I would propose that certain other things should NOT be in the notes. thus, the notes should not say:
NPC takes the optimal path from point A to point B while the PCs pursue him. The PCs can only stop him if they out-run him or magic.
they could say:
NPC takes the best path he knows from point A to point B. If the PCs pursue him, make such-and-such checks as needed.
For me, a lot of times, I'm hesitant to put that much. I may detail NPCs and places, but I may avoid putting them in one specific spot (unless they are mostly stationary). thus, I will put NPCs in-game, where it makes sense. As such, I don't know or plan on NPC being at point A, for me to know when I need him to run to point B (because he may never have need to run, running is the "new" idea that occurs to the NPC).
I don't know what this concept should be called. But using the system to determine actual events seems a simulationist thing to do. using notes to declare absolute events seems what a narrator would do (hence being narativist). Note, I used "events" and not "facts".
the apple cart is a fact. It's either on 5th street or on this street.
the villain carrying a rod of evil-stuff is a fact.
The players may not like it, but generally, the GM does get to freely determine where stuff is (the apple cart is at 6th street today, and the villain owns a Rod of Evil-Stuf and carries it on his person)
the villain racing acros town is an event. It is someting that he intends to do well, but may be contested by the players and the rules.
My reasoning on handling events has plenty of holes. I don't expect the GM to roll every attack and skill check that happens off-camera from the PCs. So when the villain murders the mayor, sure, that's an event, and the PCs sure didn't want it to happen. But they weren't around in anyway that would make me have to prove how it went down because they might interfere.
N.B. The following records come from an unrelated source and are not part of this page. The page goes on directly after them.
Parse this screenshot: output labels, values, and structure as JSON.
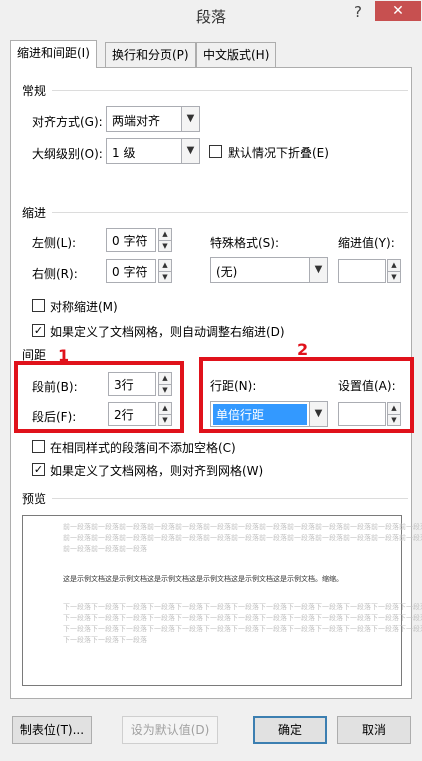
{
  "dialog": {
    "title": "段落",
    "help": "?",
    "close": "✕"
  },
  "tabs": [
    "缩进和间距(I)",
    "换行和分页(P)",
    "中文版式(H)"
  ],
  "general": {
    "header": "常规",
    "alignment_label": "对齐方式(G):",
    "alignment_value": "两端对齐",
    "outline_label": "大纲级别(O):",
    "outline_value": "1 级",
    "collapse_label": "默认情况下折叠(E)"
  },
  "indent": {
    "header": "缩进",
    "left_label": "左侧(L):",
    "left_value": "0 字符",
    "right_label": "右侧(R):",
    "right_value": "0 字符",
    "special_label": "特殊格式(S):",
    "special_value": "(无)",
    "by_label": "缩进值(Y):",
    "mirror_label": "对称缩进(M)",
    "auto_adjust_label": "如果定义了文档网格，则自动调整右缩进(D)"
  },
  "spacing": {
    "header": "间距",
    "before_label": "段前(B):",
    "before_value": "3行",
    "after_label": "段后(F):",
    "after_value": "2行",
    "line_label": "行距(N):",
    "line_value": "单倍行距",
    "at_label": "设置值(A):",
    "no_space_label": "在相同样式的段落间不添加空格(C)",
    "snap_label": "如果定义了文档网格，则对齐到网格(W)"
  },
  "annotations": {
    "one": "1",
    "two": "2"
  },
  "preview": {
    "header": "预览",
    "prev_line1": "前一段落前一段落前一段落前一段落前一段落前一段落前一段落前一段落前一段落前一段落前一段落前一段落前一段落",
    "prev_line2": "前一段落前一段落前一段落前一段落前一段落前一段落前一段落前一段落前一段落前一段落前一段落前一段落前一段落",
    "prev_line3": "前一段落前一段落前一段落",
    "sample": "这是示例文档这是示例文档这是示例文档这是示例文档这是示例文档这是示例文档。缩缩。",
    "next_line1": "下一段落下一段落下一段落下一段落下一段落下一段落下一段落下一段落下一段落下一段落下一段落下一段落下一段落",
    "next_line2": "下一段落下一段落下一段落下一段落下一段落下一段落下一段落下一段落下一段落下一段落下一段落下一段落下一段落",
    "next_line3": "下一段落下一段落下一段落下一段落下一段落下一段落下一段落下一段落下一段落下一段落下一段落下一段落下一段落",
    "next_line4": "下一段落下一段落下一段落"
  },
  "buttons": {
    "tabs": "制表位(T)...",
    "default": "设为默认值(D)",
    "ok": "确定",
    "cancel": "取消"
  }
}
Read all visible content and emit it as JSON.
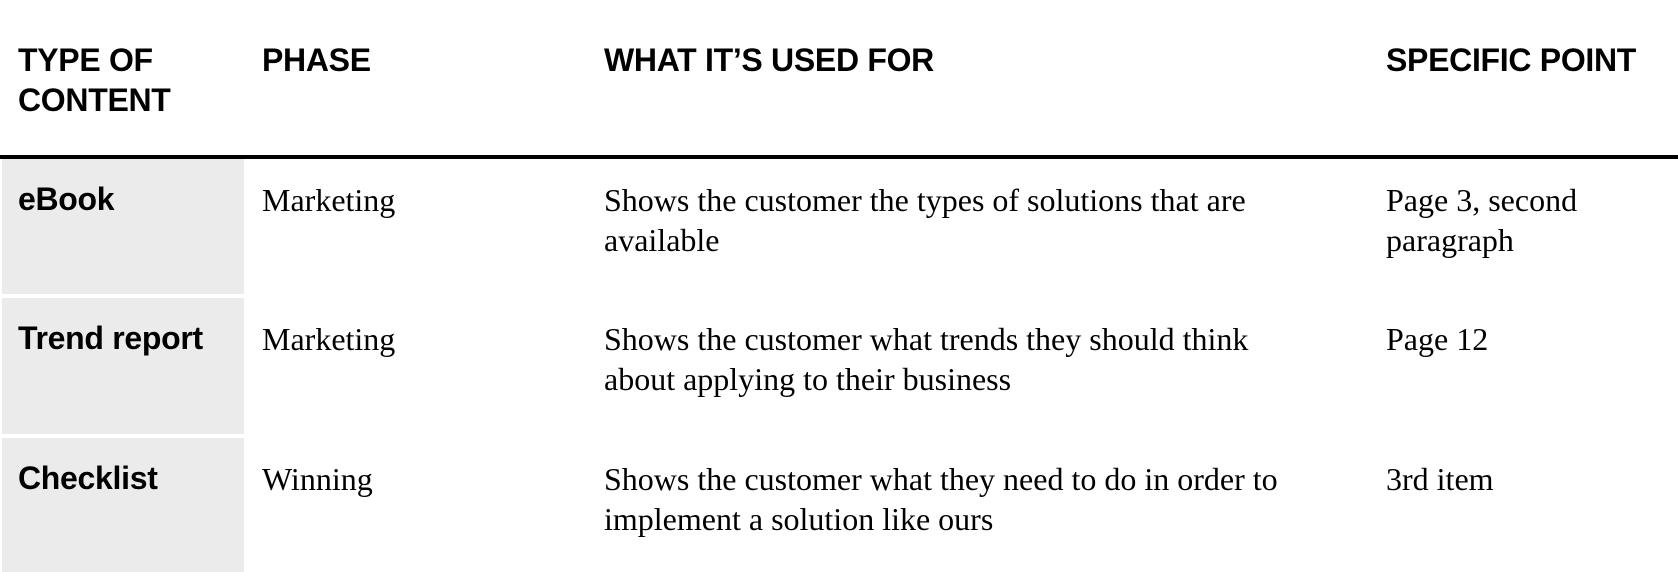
{
  "table": {
    "headers": [
      "TYPE OF CONTENT",
      "PHASE",
      "WHAT IT’S USED FOR",
      "SPECIFIC POINT"
    ],
    "rows": [
      {
        "type": "eBook",
        "phase": "Marketing",
        "used_for": "Shows the customer the types of solutions that are available",
        "point": "Page 3, second paragraph"
      },
      {
        "type": "Trend report",
        "phase": "Marketing",
        "used_for": "Shows the customer what trends they should think about applying to their business",
        "point": "Page 12"
      },
      {
        "type": "Checklist",
        "phase": "Winning",
        "used_for": "Shows the customer what they need to do in order to implement a solution like ours",
        "point": "3rd item"
      }
    ]
  },
  "colors": {
    "first_column_bg": "#ebebeb",
    "rule": "#000000"
  }
}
I think timing would be a cue as to when this principle might apply. If the PCs are sleeping, and the villain goes to the mayor for a secret meeting, and then kills the mayor. There's nothing the PCs could do to interject into round 3 when the mayor actually dies. They weren't even around to be part of initiative. So they couldn't be racing to th spot to get there by round 2 to change the outcome. Therefore, there's no need to run the murder as a combat.
But in the race from A to B (presumably hot on the tail of the NPC), there's a lot of factors at stake. are both parties using the "city" map that does not show alleys as known pathways? Are both parties abstracting the city to a couple die rolls?
it certainly wouldn't be fair if the GM said the NPC was using alleys and backways that weren't on the map to run the perfect route, but the PCs have to roll for it, or worse, stick to the map, which doesn't show those. especially with a PC who "knows" the city.
Now we've kind of looped in topic to the beginning of the thread.
I would propose for GMs:
allow for both NPC and PC to use the same mechanisms to determine sucess
be cautious of over-detailing events
consider that some GM info is possibilities rather than fact, thus opening options for alternate player solutions.